Quinto Curzi era un Mastro Intrecciatore, il più bravo di Mogliano, proveniva da una famiglia di cestai intrecciatori, aveva iniziato fin da piccolissimo e aveva dedicato tutta la sua vita all’arte dell’intreccio. Il suo laboratorio era la sua vita, quello spazio vitale che lo ha accolto fino all’ultimo respiro. Per Tonino Nardi, Quinto era il Maestro, spesso si affiancava a lui per imparare i trucchi del mestiere, carpire i segreti del suo talento, inumidire il midollino, apprendere le tecniche della sua precisione certosina. Quando i suoi clienti gli commissionavano lavori particolari, lui si affidava completamente alle mani di Quinto perché erano una garanzia.
“Ti conviene imparare perché io non vivrò per sempre”: una raccomandazione che Tonino si sentiva ripetere ogni volta che incaricava Quinto di intrecci sempre più complessi. Purtroppo questa raccomandazione si rivelò presto una profezia auto-avverante: Quinto venne a mancare, mentre solerte annodava il Vimini in compagnia di Sara. Una perdita enorme, ma allo stesso tempo una presenza persistente nel cuore della famiglia Nardi. Tonino invocò il suo aiuto quando dopo la sua scomparsa dovette ingegnarsi per replicare i capolavori di Quinto ed evadere gli ordini in corso.
“Ti prego Quinto, anche se non ci sei più, guida le mie mani”.
Oggi Sara attraversa la strada custodendo tra le mani il veliero di Quinto, una maestosa riproduzione intrecciata che la famiglia Curzi le ha donato come segno di riconoscenza per la stima nutrita nei confronti del Maestro e in virtù del forte legame che li ha tenuti uniti fino alla fine dei suoi giorni.
Uno degli hobby preferiti di Quinto, infatti, era proprio quello di sbizzarrirsi in raffinati intrecci che non conoscevano limiti. Dai movimenti ipnotici delle sue mani scaturivano le forme più sorprendenti, alcuni modellini li donava a favore di iniziative volte a far conoscere le specialità dell’intreccio.

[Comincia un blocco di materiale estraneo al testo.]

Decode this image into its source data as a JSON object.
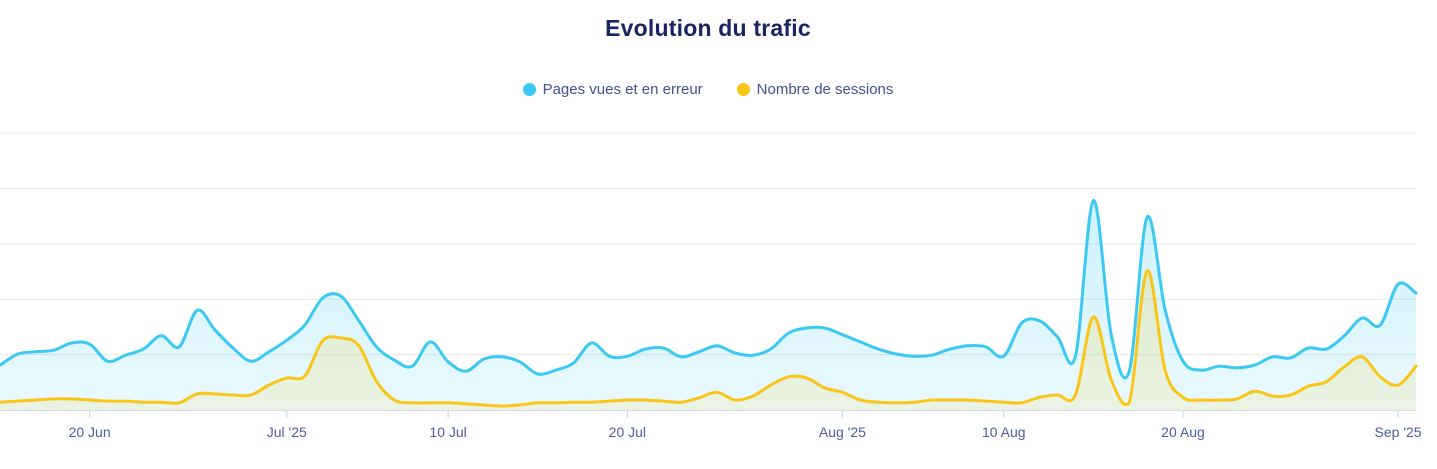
{
  "colors": {
    "title": "#1a2464",
    "legend_text": "#42508c",
    "axis_label": "#4e5b9e",
    "grid_line": "#e8e8e8",
    "axis_line": "#d6dbe8",
    "tick_mark": "#ccd2e3",
    "background": "#ffffff",
    "series_blue": "#3bc9f3",
    "series_yellow": "#f7c616"
  },
  "chart_data": {
    "type": "area",
    "title": "Evolution du trafic",
    "xlabel": "",
    "ylabel": "",
    "y_axis_labels_visible": false,
    "gridlines": 6,
    "units_per_gridline": 100,
    "ylim": [
      0,
      500
    ],
    "legend_position": "top-center",
    "dates": [
      "2025-06-15",
      "2025-06-16",
      "2025-06-17",
      "2025-06-18",
      "2025-06-19",
      "2025-06-20",
      "2025-06-21",
      "2025-06-22",
      "2025-06-23",
      "2025-06-24",
      "2025-06-25",
      "2025-06-26",
      "2025-06-27",
      "2025-06-28",
      "2025-06-29",
      "2025-06-30",
      "2025-07-01",
      "2025-07-02",
      "2025-07-03",
      "2025-07-04",
      "2025-07-05",
      "2025-07-06",
      "2025-07-07",
      "2025-07-08",
      "2025-07-09",
      "2025-07-10",
      "2025-07-11",
      "2025-07-12",
      "2025-07-13",
      "2025-07-14",
      "2025-07-15",
      "2025-07-16",
      "2025-07-17",
      "2025-07-18",
      "2025-07-19",
      "2025-07-20",
      "2025-07-21",
      "2025-07-22",
      "2025-07-23",
      "2025-07-24",
      "2025-07-25",
      "2025-07-26",
      "2025-07-27",
      "2025-07-28",
      "2025-07-29",
      "2025-07-30",
      "2025-07-31",
      "2025-08-01",
      "2025-08-02",
      "2025-08-03",
      "2025-08-04",
      "2025-08-05",
      "2025-08-06",
      "2025-08-07",
      "2025-08-08",
      "2025-08-09",
      "2025-08-10",
      "2025-08-11",
      "2025-08-12",
      "2025-08-13",
      "2025-08-14",
      "2025-08-15",
      "2025-08-16",
      "2025-08-17",
      "2025-08-18",
      "2025-08-19",
      "2025-08-20",
      "2025-08-21",
      "2025-08-22",
      "2025-08-23",
      "2025-08-24",
      "2025-08-25",
      "2025-08-26",
      "2025-08-27",
      "2025-08-28",
      "2025-08-29",
      "2025-08-30",
      "2025-08-31",
      "2025-09-01",
      "2025-09-02"
    ],
    "x_ticks": [
      {
        "label": "20 Jun",
        "date": "2025-06-20"
      },
      {
        "label": "Jul '25",
        "date": "2025-07-01"
      },
      {
        "label": "10 Jul",
        "date": "2025-07-10"
      },
      {
        "label": "20 Jul",
        "date": "2025-07-20"
      },
      {
        "label": "Aug '25",
        "date": "2025-08-01"
      },
      {
        "label": "10 Aug",
        "date": "2025-08-10"
      },
      {
        "label": "20 Aug",
        "date": "2025-08-20"
      },
      {
        "label": "Sep '25",
        "date": "2025-09-01"
      }
    ],
    "series": [
      {
        "name": "Pages vues et en erreur",
        "color": "#3bc9f3",
        "values": [
          81,
          101,
          105,
          108,
          121,
          119,
          88,
          99,
          110,
          134,
          114,
          180,
          144,
          112,
          88,
          105,
          126,
          153,
          202,
          206,
          162,
          114,
          90,
          79,
          123,
          87,
          70,
          92,
          96,
          87,
          65,
          72,
          85,
          121,
          97,
          97,
          110,
          112,
          96,
          105,
          116,
          103,
          99,
          110,
          139,
          148,
          148,
          136,
          123,
          110,
          101,
          97,
          99,
          110,
          116,
          114,
          97,
          157,
          161,
          132,
          97,
          378,
          135,
          70,
          348,
          181,
          88,
          72,
          79,
          76,
          81,
          96,
          94,
          112,
          110,
          134,
          166,
          153,
          227,
          211
        ]
      },
      {
        "name": "Nombre de sessions",
        "color": "#f7c616",
        "values": [
          14,
          16,
          18,
          20,
          20,
          18,
          16,
          16,
          14,
          14,
          13,
          29,
          29,
          27,
          27,
          45,
          58,
          61,
          125,
          130,
          117,
          52,
          18,
          13,
          13,
          13,
          11,
          9,
          7,
          9,
          13,
          13,
          14,
          14,
          16,
          18,
          18,
          16,
          14,
          22,
          32,
          18,
          25,
          45,
          60,
          58,
          40,
          32,
          18,
          14,
          13,
          14,
          18,
          18,
          18,
          16,
          14,
          13,
          23,
          27,
          27,
          168,
          54,
          13,
          251,
          72,
          23,
          18,
          18,
          20,
          34,
          25,
          27,
          43,
          51,
          78,
          96,
          60,
          45,
          79
        ]
      }
    ]
  }
}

Il veliero incarna l’estro di Quinto, consegnarlo nelle mani di Sara Nardi ha significato esaudire il suo profondo desiderio di farsi accompagnare nel viaggio più importante, al
di là di quella strada che gli premeva tanto attraversare sotto la supervisione di Sara. Allo stesso tempo esprime un significato simbolico, rimettere nelle mani della famiglia Nardi il suo sapere, affinché ne siano custodi e successori della sua magistrale applicazione.
“Quinto era ineguagliabile, le sue creazione intrecciate eccezionali. Oggi mi trovo a replicare le sue meraviglie, ho imparato a riprodurre i suoi “gioielli”, spero di poter essere un suo degno erede”.